The 20 market European study conducted by HRA Pharma, marks the one year anniversary of a ruling by the European Commission authorising advanced emergency contraceptive ellaOne (ulipristal acetate 30mg) to be accessible direct from pharmacy without a prescription from a doctor. The change in regulation means that now 114 million women in Europe now have direct access to the only contraceptive pill that works when pregnancy risk is at its highest, right before ovulation.
The research also looks at the behaviours of 16-35 year old European women on the topics of sex and emergency contraception and promisingly finds that seven in 10 would be happy to visit their local pharmacy should they need the emergency contraceptive pill. However this number drops in European markets like Italy and Germany which have only recently switched to OTC. Here women are still more likely to seek an appointment with their GP (45% and 59% respectively).

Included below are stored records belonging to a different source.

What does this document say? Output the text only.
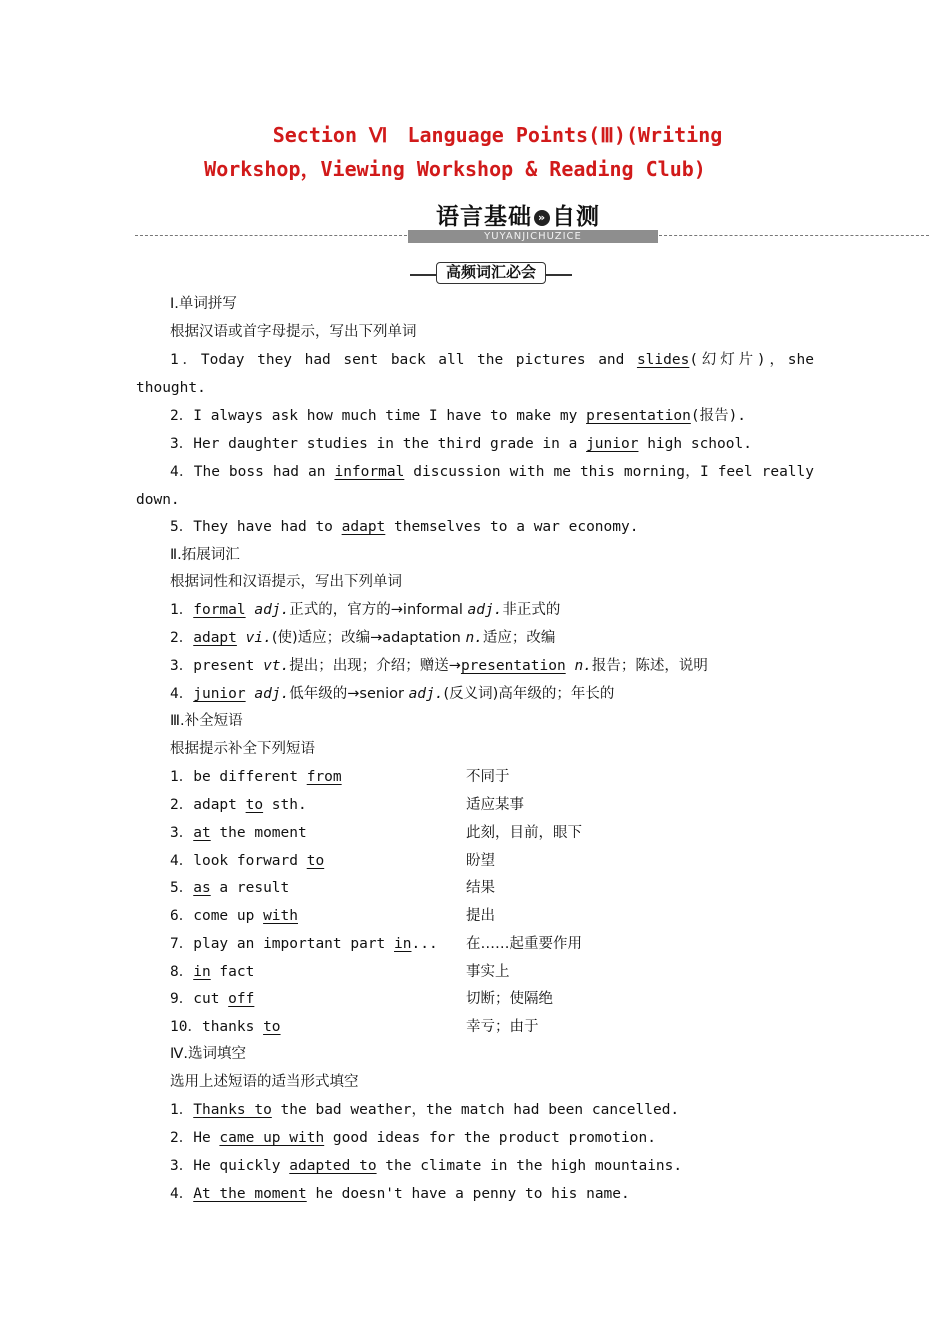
Section Ⅵ　Language Points(Ⅲ)(Writing
Workshop，Viewing Workshop & Reading Club)
语言基础 » 自测
YUYANJICHUZICE
高频词汇必会
Ⅰ.单词拼写
根据汉语或首字母提示，写出下列单词
1．Today they had sent back all the pictures and slides(幻灯片)，she
thought.
2．I always ask how much time I have to make my presentation(报告).
3．Her daughter studies in the third grade in a junior high school.
4．The boss had an informal discussion with me this morning，I feel really
down.
5．They have had to adapt themselves to a war economy.
Ⅱ.拓展词汇
根据词性和汉语提示，写出下列单词
1．formal adj.正式的，官方的→informal adj.非正式的
2．adapt vi.(使)适应；改编→adaptation n.适应；改编
3．present vt.提出；出现；介绍；赠送→presentation n.报告；陈述，说明
4．junior adj.低年级的→senior adj.(反义词)高年级的；年长的
Ⅲ.补全短语
根据提示补全下列短语
1．be different from	不同于
2．adapt to sth.	适应某事
3．at the moment	此刻，目前，眼下
4．look forward to	盼望
5．as a result	结果
6．come up with	提出
7．play an important part in... 在……起重要作用
8．in fact	事实上
9．cut off	切断；使隔绝
10．thanks to	幸亏；由于
Ⅳ.选词填空
选用上述短语的适当形式填空
1．Thanks to the bad weather，the match had been cancelled.
2．He came up with good ideas for the product promotion.
3．He quickly adapted to the climate in the high mountains.
4．At the moment he doesn't have a penny to his name.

Commenting on the research, Frédérique Welgryn, Women’s Health Therapeutic Domain Director from HRA Pharma, said: “Giving women the freedom to buy the morning after pill from their local pharmacy empowers them to choose the contraceptive option that’s right for them, whatever the circumstances. Emergency contraception is not a regular form of contraception and is most effective when taken in the first 24 hours. Therefore appointment free access ensures women who have had a contraceptive failure but who are not ready to have a baby can genuinely take it at the earliest opportunity.”
Almost 2 in 5 (38%) European women reported that regular sex is an important part of relationships and more than half (52%) feel that being spontaneous is a sign of a satisfying sex life. But with spontaneity often comes the risk of unplanned pregnancy and this may be behind the reason why across Europe, 45% of all pregnancies are unintended.
“Healthcare professionals must recognise that sexual relations are not always planned and where unprotected sex has occurred, which is the case in 30% of sexual intercourses, the emergency contraceptive pill is a smart, positive, choice. It is critical women are able to access this treatment at any time without fear of judgement,” continued Frédérique Welgryn.